There were few countries, too, which did not in some measure show that, at the most fundamental level, the
Revolution had invented (or released) and generalized a new political life. The central idea of modern politics — that legitimacy for government is to be sought in some kind of debate and competition for the support of a public, however narrowly defined—struck at the root of the traditional order everywhere. It was impossible to resist a new drift in public affairs once the Revolution had coloured the issues of power with the key oppositions of old versus new, tradition versus will and reason, and history versus the future. All of these were implicit in the power exercised everywhere over the political imagination by the Revolution itself and the assumption (held by opponents and supporters alike) that he who was not for it must be against it.
On this new politicization was built a new world of ideas and institutions, expressed in a new public language. ‘Conservatism’ and ‘conservative’ were new words from France. ‘Liberal’, from Spain, acquired a new currency as a noun, and, in English at least, a new application as an adjective. ‘Democrat’ and ‘democracy’ began for the first time to be used by at least some in a favourable way. Above all, the great contrast of ‘left’ and ‘right’, originating in the distribution of seats in the first French National Assembly, began to mask division, consolidate political groupings, and simplify (sometimes misleadingly) political discussion in a manner which persists even today.
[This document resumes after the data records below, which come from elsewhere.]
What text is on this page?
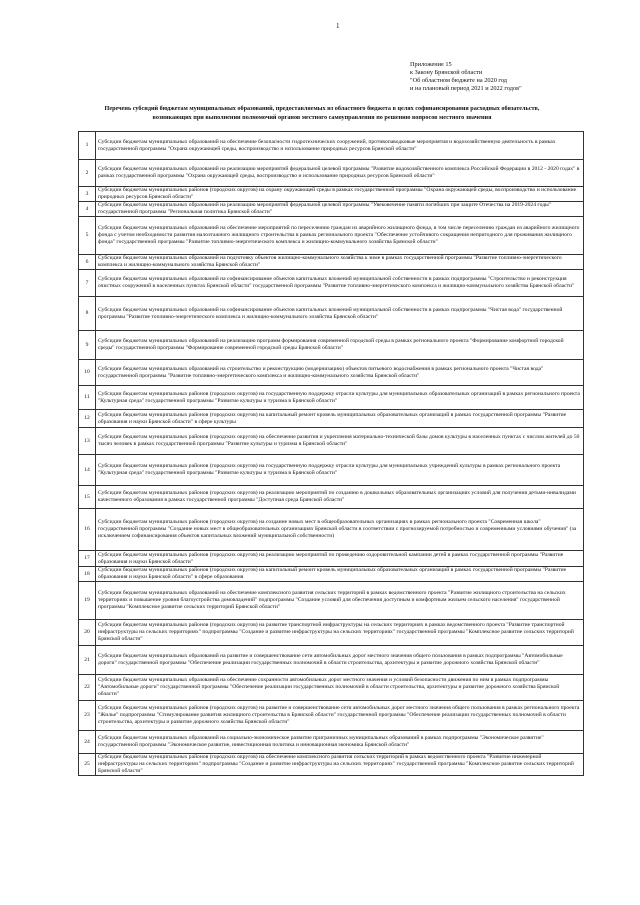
1
Приложение 15
к Закону Брянской области
"Об областном бюджете на 2020 год
и на плановый период 2021 и 2022 годов"
Перечень субсидий бюджетам муниципальных образований, предоставляемых из областного бюджета в целях софинансирования расходных обязательств,
возникающих при выполнении полномочий органов местного самоуправления по решению вопросов местного значения
1	Субсидии бюджетам муниципальных образований на обеспечение безопасности гидротехнических сооружений, противопаводковые мероприятия и водохозяйственную деятельность в рамках государственной программы "Охрана окружающей среды, воспроизводство и использование природных ресурсов Брянской области"
2	Субсидии бюджетам муниципальных образований на реализацию мероприятий федеральной целевой программы "Развитие водохозяйственного комплекса Российской Федерации в 2012 - 2020 годах" в рамках государственной программы "Охрана окружающей среды, воспроизводство и использование природных ресурсов Брянской области"
3	Субсидии бюджетам муниципальных районов (городских округов) на охрану окружающей среды в рамках государственной программы "Охрана окружающей среды, воспроизводство и использование природных ресурсов Брянской области"
4	Субсидии бюджетам муниципальных образований на реализацию мероприятий федеральной целевой программы "Увековечение памяти погибших при защите Отечества на 2019-2024 годы" государственной программы "Региональная политика Брянской области"
5	Субсидии бюджетам муниципальных образований на обеспечение мероприятий по переселению граждан из аварийного жилищного фонда, в том числе переселению граждан из аварийного жилищного фонда с учетом необходимости развития малоэтажного жилищного строительства в рамках регионального проекта "Обеспечение устойчивого сокращения непригодного для проживания жилищного фонда" государственной программы "Развитие топливно-энергетического комплекса и жилищно-коммунального хозяйства Брянской области"
6	Субсидии бюджетам муниципальных образований на подготовку объектов жилищно-коммунального хозяйства к зиме в рамках государственной программы "Развитие топливно-энергетического комплекса и жилищно-коммунального хозяйства Брянской области"
7	Субсидии бюджетам муниципальных образований на софинансирование объектов капитальных вложений муниципальной собственности в рамках подпрограммы "Строительство и реконструкция очистных сооружений в населенных пунктах Брянской области" государственной программы "Развитие топливно-энергетического комплекса и жилищно-коммунального хозяйства Брянской области"
8	Субсидии бюджетам муниципальных образований на софинансирование объектов капитальных вложений муниципальной собственности в рамках подпрограммы "Чистая вода" государственной программы "Развитие топливно-энергетического комплекса и жилищно-коммунального хозяйства Брянской области"
9	Субсидии бюджетам муниципальных образований на реализацию программ формирования современной городской среды в рамках регионального проекта "Формирование комфортной городской среды" государственной программы "Формирование современной городской среды Брянской области"
10	Субсидии бюджетам муниципальных образований на строительство и реконструкцию (модернизацию) объектов питьевого водоснабжения в рамках регионального проекта "Чистая вода" государственной программы "Развитие топливно-энергетического комплекса и жилищно-коммунального хозяйства Брянской области"
11	Субсидии бюджетам муниципальных районов (городских округов) на государственную поддержку отрасли культуры для муниципальных образовательных организаций в рамках регионального проекта "Культурная среда" государственной программы "Развитие культуры и туризма в Брянской области"
12	Субсидии бюджетам муниципальных районов (городских округов) на капитальный ремонт кровель муниципальных образовательных организаций в рамках государственной программы "Развитие образования и науки Брянской области" в сфере культуры
13	Субсидии бюджетам муниципальных районов (городских округов) на обеспечение развития и укрепления материально-технической базы домов культуры в населенных пунктах с числом жителей до 50 тысяч человек в рамках государственной программы "Развитие культуры и туризма в Брянской области"
14	Субсидии бюджетам муниципальных районов (городских округов) на государственную поддержку отрасли культуры для муниципальных учреждений культуры в рамках регионального проекта "Культурная среда" государственной программы "Развитие культуры и туризма в Брянской области"
15	Субсидии бюджетам муниципальных районов (городских округов) на реализацию мероприятий по созданию в дошкольных образовательных организациях условий для получения детьми-инвалидами качественного образования в рамках государственной программы "Доступная среда Брянской области"
16	Субсидии бюджетам муниципальных районов (городских округов) на создание новых мест в общеобразовательных организациях в рамках регионального проекта "Современная школа" государственной программы "Создание новых мест в общеобразовательных организациях Брянской области в соответствии с прогнозируемой потребностью и современными условиями обучения" (за исключением софинансирования объектов капитальных вложений муниципальной собственности)
17	Субсидии бюджетам муниципальных районов (городских округов) на реализацию мероприятий по проведению оздоровительной кампании детей в рамках государственной программы "Развитие образования и науки Брянской области"
18	Субсидии бюджетам муниципальных районов (городских округов) на капитальный ремонт кровель муниципальных образовательных организаций в рамках государственной программы "Развитие образования и науки Брянской области" в сфере образования
19	Субсидии бюджетам муниципальных образований на обеспечение комплексного развития сельских территорий в рамках ведомственного проекта "Развитие жилищного строительства на сельских территориях и повышение уровня благоустройства домовладений" подпрограммы "Создание условий для обеспечения доступным и комфортным жильем сельского населения" государственной программы "Комплексное развитие сельских территорий Брянской области"
20	Субсидии бюджетам муниципальных районов (городских округов) на развитие транспортной инфраструктуры на сельских территориях в рамках ведомственного проекта "Развитие транспортной инфраструктуры на сельских территориях" подпрограммы "Создание и развитие инфраструктуры на сельских территориях" государственной программы "Комплексное развитие сельских территорий Брянской области"
21	Субсидии бюджетам муниципальных образований на развитие и совершенствование сети автомобильных дорог местного значения общего пользования в рамках подпрограммы "Автомобильные дороги" государственной программы "Обеспечение реализации государственных полномочий в области строительства, архитектуры и развитие дорожного хозяйства Брянской области"
22	Субсидии бюджетам муниципальных образований на обеспечение сохранности автомобильных дорог местного значения и условий безопасности движения по ним в рамках подпрограммы "Автомобильные дороги" государственной программы "Обеспечение реализации государственных полномочий в области строительства, архитектуры и развитие дорожного хозяйства Брянской области"
23	Субсидии бюджетам муниципальных районов (городских округов) на развитие и совершенствование сети автомобильных дорог местного значения общего пользования в рамках регионального проекта "Жилье" подпрограммы "Стимулирование развития жилищного строительства в Брянской области" государственной программы "Обеспечение реализации государственных полномочий в области строительства, архитектуры и развитие дорожного хозяйства Брянской области"
24	Субсидии бюджетам муниципальных образований на социально-экономическое развитие приграничных муниципальных образований в рамках подпрограммы "Экономическое развитие" государственной программы "Экономическое развитие, инвестиционная политика и инновационная экономика Брянской области"
25	Субсидии бюджетам муниципальных районов (городских округов) на обеспечение комплексного развития сельских территорий в рамках ведомственного проекта "Развитие инженерной инфраструктуры на сельских территориях" подпрограммы "Создание и развитие инфраструктуры на сельских территориях" государственной программы "Комплексное развитие сельских территорий Брянской области"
On such abstractions, politicians built new institutions. ‘Party’ was one, though it was an idea hated by the great Jacobin leaders of France, who could not reconcile the integrity of national will and adherence to it with the practice of opposition. Even in 1830 it could only be clearly distinguished from ‘faction’ in the United Kingdom, where the idea of constitutional opposition was by then established. ‘Patriotism’ was another old idea reshaped; it became a revolutionary creed in the multinational empires. Patriotism and nationalism were to be inseparably attached to revolution in Italy, Germany, and Ottoman Europe, as, by 1815, they already were in Poland and Ireland.